Description

The HBA dataset contains 2435 and 2001 manuscript and printed pages, respectively. These pages have been collected from 11 books (5 manuscripts and 6 printed books).

The documents of the HBA dataset are gray-scale or color images which were digitized at 300 or 400 dpi and saved in the TIFF format which provides a high resolution of digitized images.

The following table details the HBA dataset characteristics. The links associated to the different “Book Id.” correspond to the URL links pointing to the selected historical books in the French digital library Gallica (only low resolution images are publicly available online).
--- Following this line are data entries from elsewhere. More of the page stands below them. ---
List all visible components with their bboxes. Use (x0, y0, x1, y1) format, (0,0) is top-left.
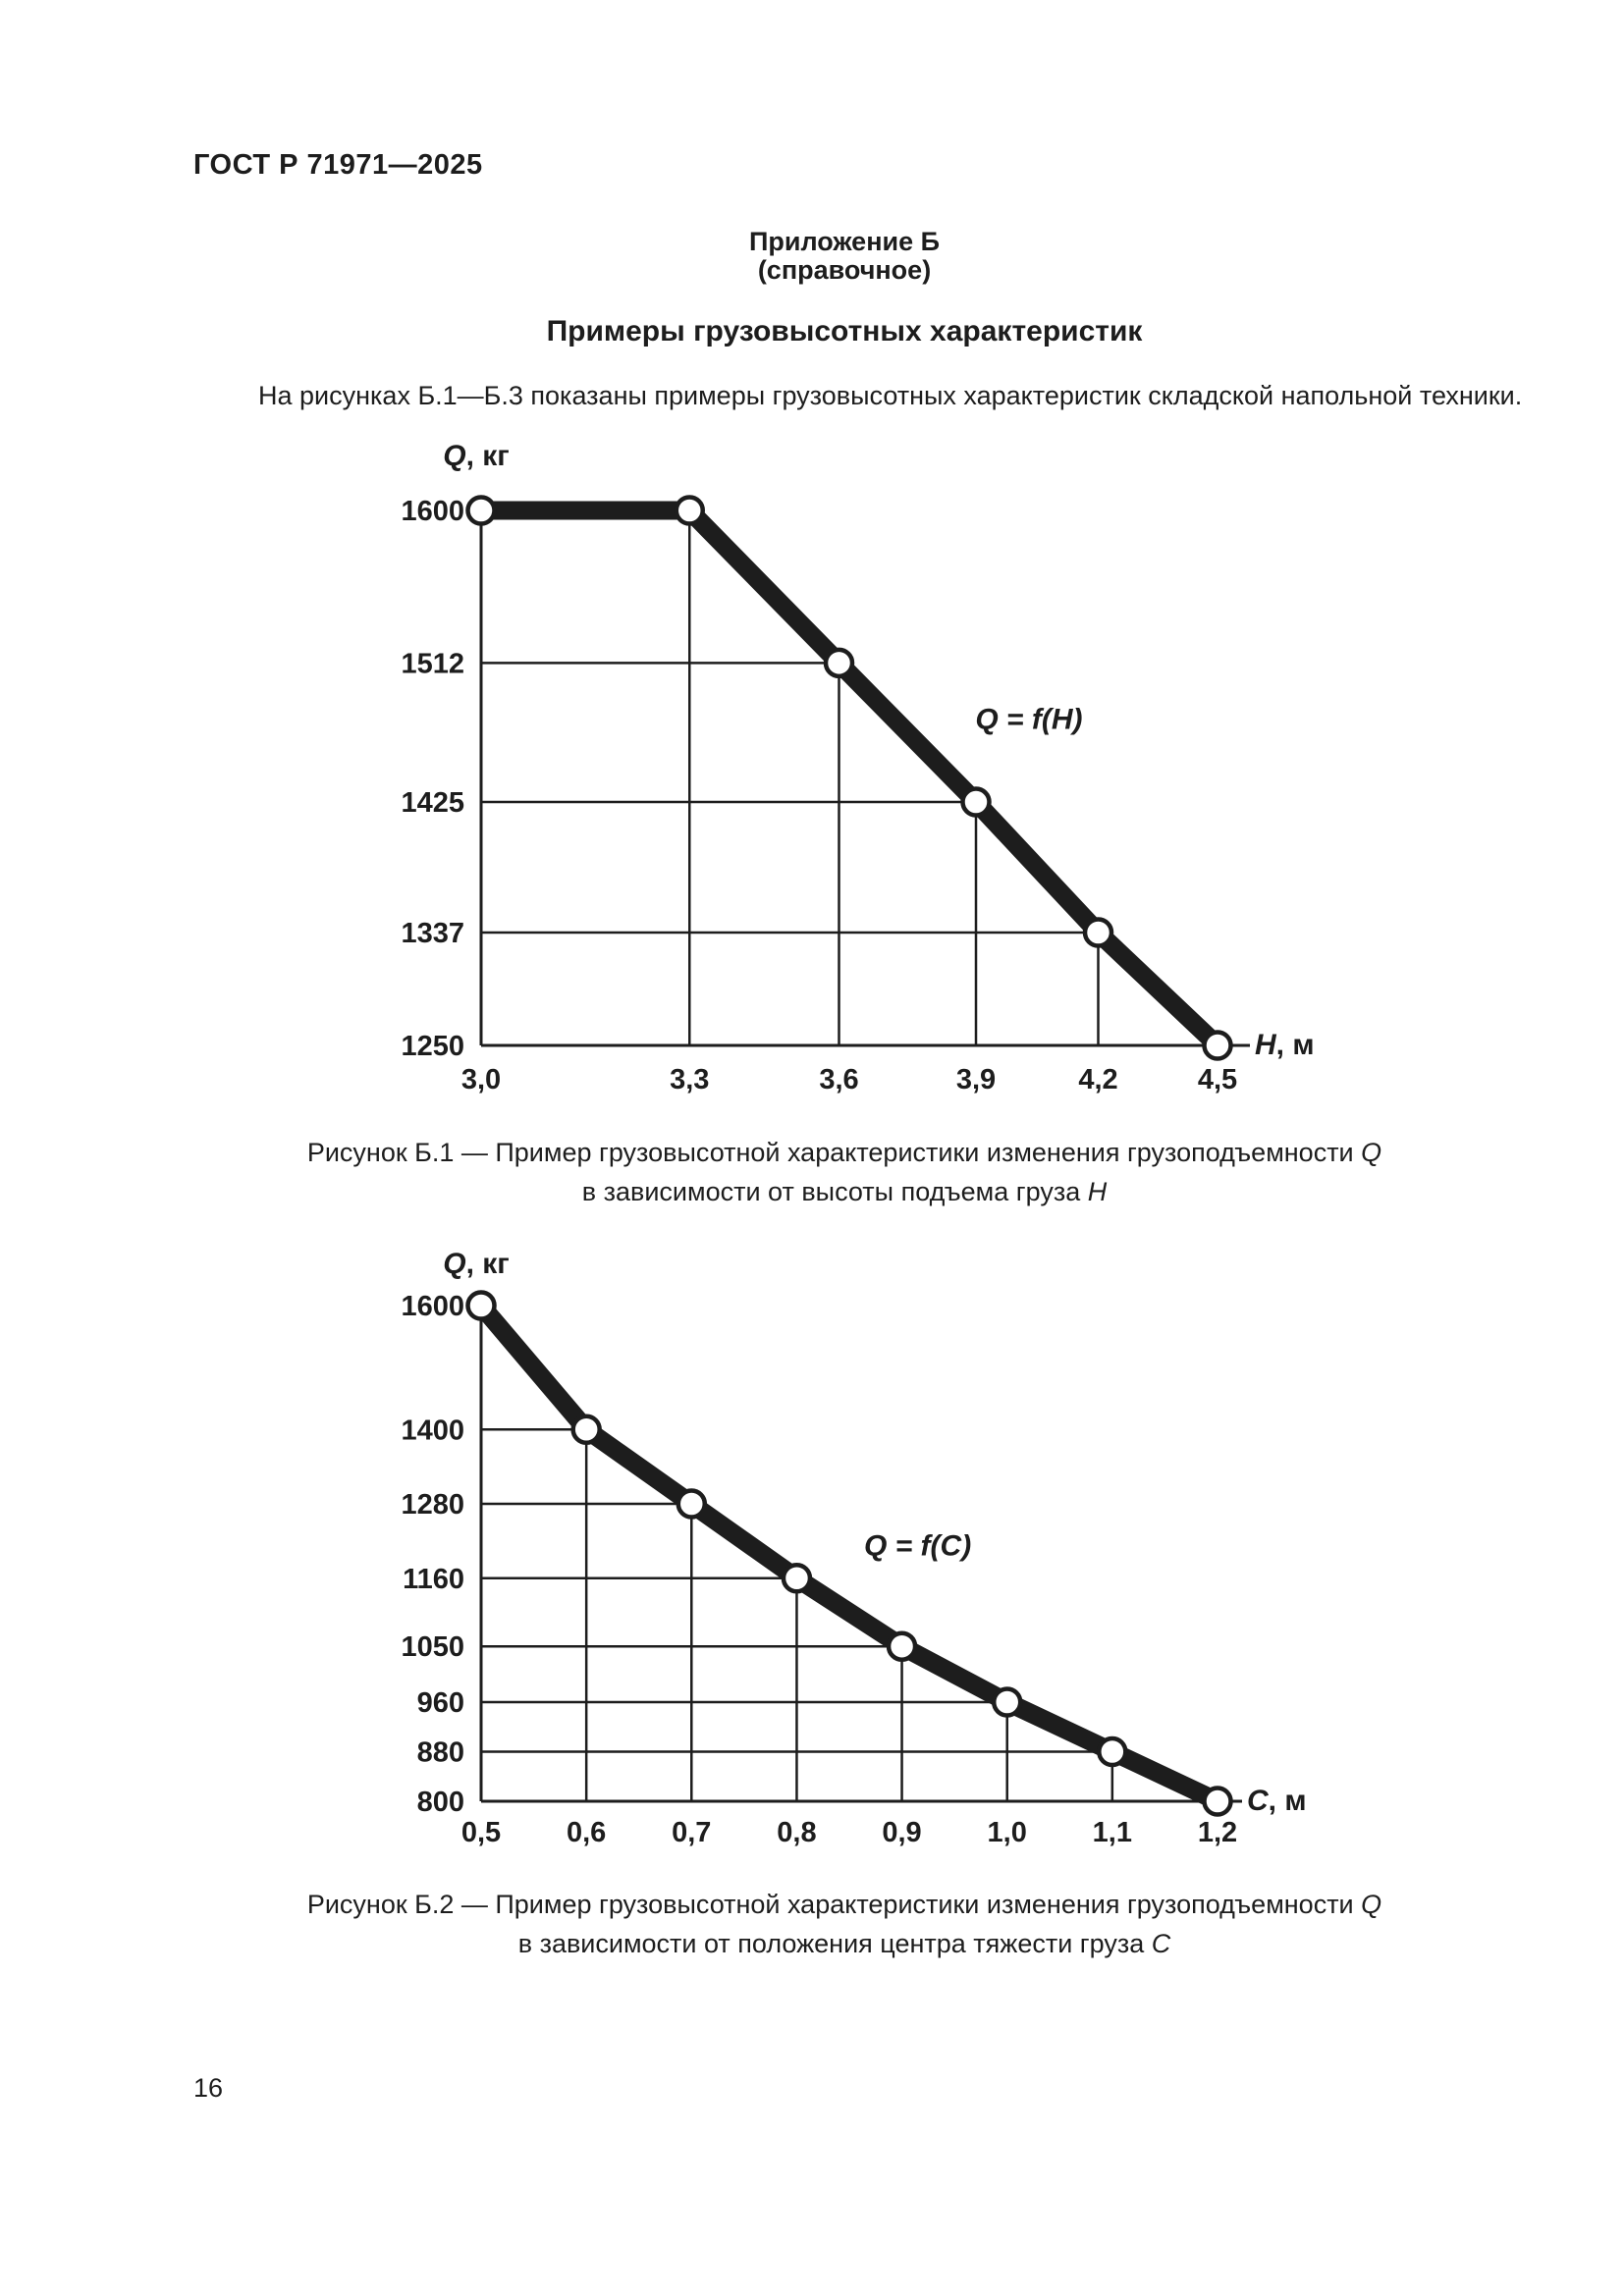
y-tick-label: 800 (417, 1787, 464, 1818)
y-tick-label: 1160 (403, 1564, 464, 1595)
caption-symbol: Q (1361, 1138, 1382, 1167)
caption-text: Рисунок Б.1 — Пример грузовысотной харак… (306, 1138, 1362, 1167)
x-tick-label: 4,5 (1198, 1064, 1237, 1095)
page-number: 16 (193, 2073, 224, 2103)
data-point-marker (1202, 1786, 1233, 1817)
y-tick-label: 1280 (401, 1489, 464, 1521)
y-tick-label: 1250 (401, 1031, 464, 1062)
appendix-label: Приложение Б (748, 227, 941, 256)
data-point-marker (781, 1563, 813, 1594)
data-curve (473, 1299, 1222, 1810)
x-tick-label: 3,0 (461, 1064, 501, 1095)
x-tick-label: 0,6 (567, 1817, 606, 1848)
x-tick-label: 0,5 (461, 1817, 501, 1848)
data-point-marker (1082, 917, 1114, 948)
y-tick-label: 1400 (401, 1415, 464, 1446)
y-tick-label: 1600 (401, 1291, 464, 1322)
y-tick-label: 1337 (401, 918, 464, 949)
y-axis-label: Q, кг (443, 440, 510, 472)
x-tick-label: 0,7 (672, 1817, 711, 1848)
caption-symbol: Q (1361, 1890, 1382, 1919)
data-point-marker (1097, 1735, 1128, 1768)
data-point-marker (465, 495, 497, 526)
data-point-marker (1202, 1030, 1233, 1061)
figure-b1-caption: Рисунок Б.1 — Пример грузовысотной харак… (167, 1133, 1522, 1211)
x-tick-label: 0,8 (777, 1817, 816, 1848)
data-point-marker (676, 1488, 708, 1520)
x-tick-label: 3,3 (670, 1064, 709, 1095)
y-tick-label: 1425 (401, 787, 464, 819)
caption-line: Рисунок Б.2 — Пример грузовысотной харак… (167, 1885, 1522, 1924)
data-point-marker (886, 1630, 918, 1662)
caption-symbol: C (1151, 1929, 1171, 1958)
data-point-marker (823, 647, 855, 679)
data-point-marker (465, 1290, 497, 1321)
y-tick-label: 880 (417, 1737, 464, 1769)
data-point-marker (991, 1686, 1023, 1718)
appendix-kind: (справочное) (757, 255, 932, 285)
y-tick-label: 1600 (401, 496, 464, 527)
caption-line: в зависимости от положения центра тяжест… (167, 1924, 1522, 1963)
x-tick-label: 4,2 (1078, 1064, 1117, 1095)
x-axis-label: H, м (1255, 1029, 1315, 1061)
data-point-marker (570, 1414, 602, 1445)
caption-line: в зависимости от высоты подъема груза H (167, 1172, 1522, 1211)
caption-symbol: H (1087, 1177, 1108, 1206)
caption-text: Рисунок Б.2 — Пример грузовысотной харак… (306, 1890, 1362, 1919)
x-tick-label: 1,1 (1093, 1817, 1132, 1848)
y-tick-label: 1050 (401, 1631, 464, 1663)
data-point-marker (674, 495, 705, 526)
x-tick-label: 1,0 (988, 1817, 1027, 1848)
curve-label: Q = f(C) (864, 1529, 971, 1562)
figure-b2-chart: 0,5 0,6 0,7 0,8 0,9 1,0 1,1 1,2 1600 1400 1280 1160… (401, 1248, 1307, 1848)
y-axis-label: Q, кг (443, 1248, 510, 1280)
intro-paragraph: На рисунках Б.1—Б.3 показаны примеры гру… (258, 381, 1523, 410)
x-axis-label: C, м (1247, 1785, 1307, 1817)
caption-text: в зависимости от высоты подъема груза (581, 1177, 1088, 1206)
x-tick-label: 3,9 (956, 1064, 996, 1095)
x-tick-label: 3,6 (819, 1064, 858, 1095)
document-header: ГОСТ Р 71971—2025 (193, 149, 483, 181)
y-tick-label: 960 (417, 1687, 464, 1719)
figure-b1-chart: 3,0 3,3 3,6 3,9 4,2 4,5 1600 1512 1425 1337 1250 Q,… (401, 440, 1315, 1095)
figure-b2-caption: Рисунок Б.2 — Пример грузовысотной харак… (167, 1885, 1522, 1963)
y-tick-label: 1512 (401, 648, 464, 679)
x-tick-label: 0,9 (882, 1817, 921, 1848)
data-curve (481, 501, 1224, 1052)
appendix-title: Примеры грузовысотных характеристик (546, 315, 1143, 347)
caption-line: Рисунок Б.1 — Пример грузовысотной харак… (167, 1133, 1522, 1172)
curve-label: Q = f(H) (975, 703, 1082, 735)
x-tick-label: 1,2 (1198, 1817, 1237, 1848)
caption-text: в зависимости от положения центра тяжест… (517, 1929, 1152, 1958)
data-point-marker (960, 786, 992, 818)
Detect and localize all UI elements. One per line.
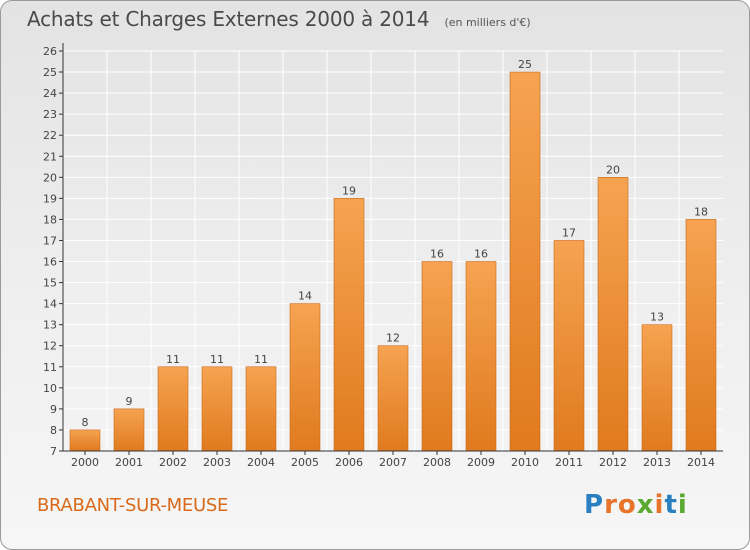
- y-tick-label: 24: [43, 87, 57, 100]
- bar-value-label: 18: [694, 205, 708, 218]
- x-tick-label: 2003: [203, 456, 231, 469]
- bar: [333, 198, 365, 452]
- x-tick-label: 2013: [643, 456, 671, 469]
- y-tick-label: 25: [43, 66, 57, 79]
- logo-letter: i: [654, 490, 665, 520]
- x-tick-label: 2007: [379, 456, 407, 469]
- chart-title: Achats et Charges Externes 2000 à 2014: [27, 7, 430, 31]
- x-tick-label: 2010: [511, 456, 539, 469]
- y-tick-label: 22: [43, 129, 57, 142]
- y-tick-label: 13: [43, 319, 57, 332]
- bar-value-label: 16: [430, 248, 444, 261]
- bar-value-label: 11: [210, 353, 224, 366]
- bar: [157, 366, 189, 452]
- bar: [509, 71, 541, 452]
- bar: [289, 303, 321, 452]
- bar: [201, 366, 233, 452]
- y-tick-label: 19: [43, 192, 57, 205]
- x-tick-label: 2002: [159, 456, 187, 469]
- x-tick-label: 2001: [115, 456, 143, 469]
- bar-value-label: 19: [342, 184, 356, 197]
- logo-letter: P: [584, 490, 605, 520]
- bar-value-label: 13: [650, 311, 664, 324]
- logo-letter: t: [664, 490, 678, 520]
- bar-value-label: 12: [386, 332, 400, 345]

Book Id. Publishing date Number of pages Book type Image type
Book 1 1743-1774 730 Manuscript Color
Book 2 1342 486 Manuscript Color
Book 3 1285 350 Manuscript Color
Book 4 1201-1300 813 Manuscript Gray-scale
Book 5 1758 56 Manuscript Color
Book 6 1596 322 Printed Color
Book 7 1711 64 Printed Gray-scale
Book 8 1478-1480 403 Printed Gray-scale
Book 9 1481 341 Printed Color
Book 10 1782-1822 440 Printed Color
Book 11 1839 431 Printed Color

The characteristics of the HBA dataset are primarily: strong heterogeneity, with differences in layout, typography, illustration style, historic fonts, complex layouts (e.g. dense printing, irregular spacing, varying text column widths, marginal notes), ink shining through and historical spelling variants, … In addition to this specificity, the issues affecting document image layout analysis, such as the degradation properties (e.g. yellow pages, ink stains, back-to-front interference) and scanning defects (e.g. defects of curvature and light) are adequately covered. It is worth noting that the historical document images in the dataset were selected so as to be as realistic as possible, in order to reflect the challenges of this competition to determine if the participating methods are sufficiently robust to the particularities of historical document images.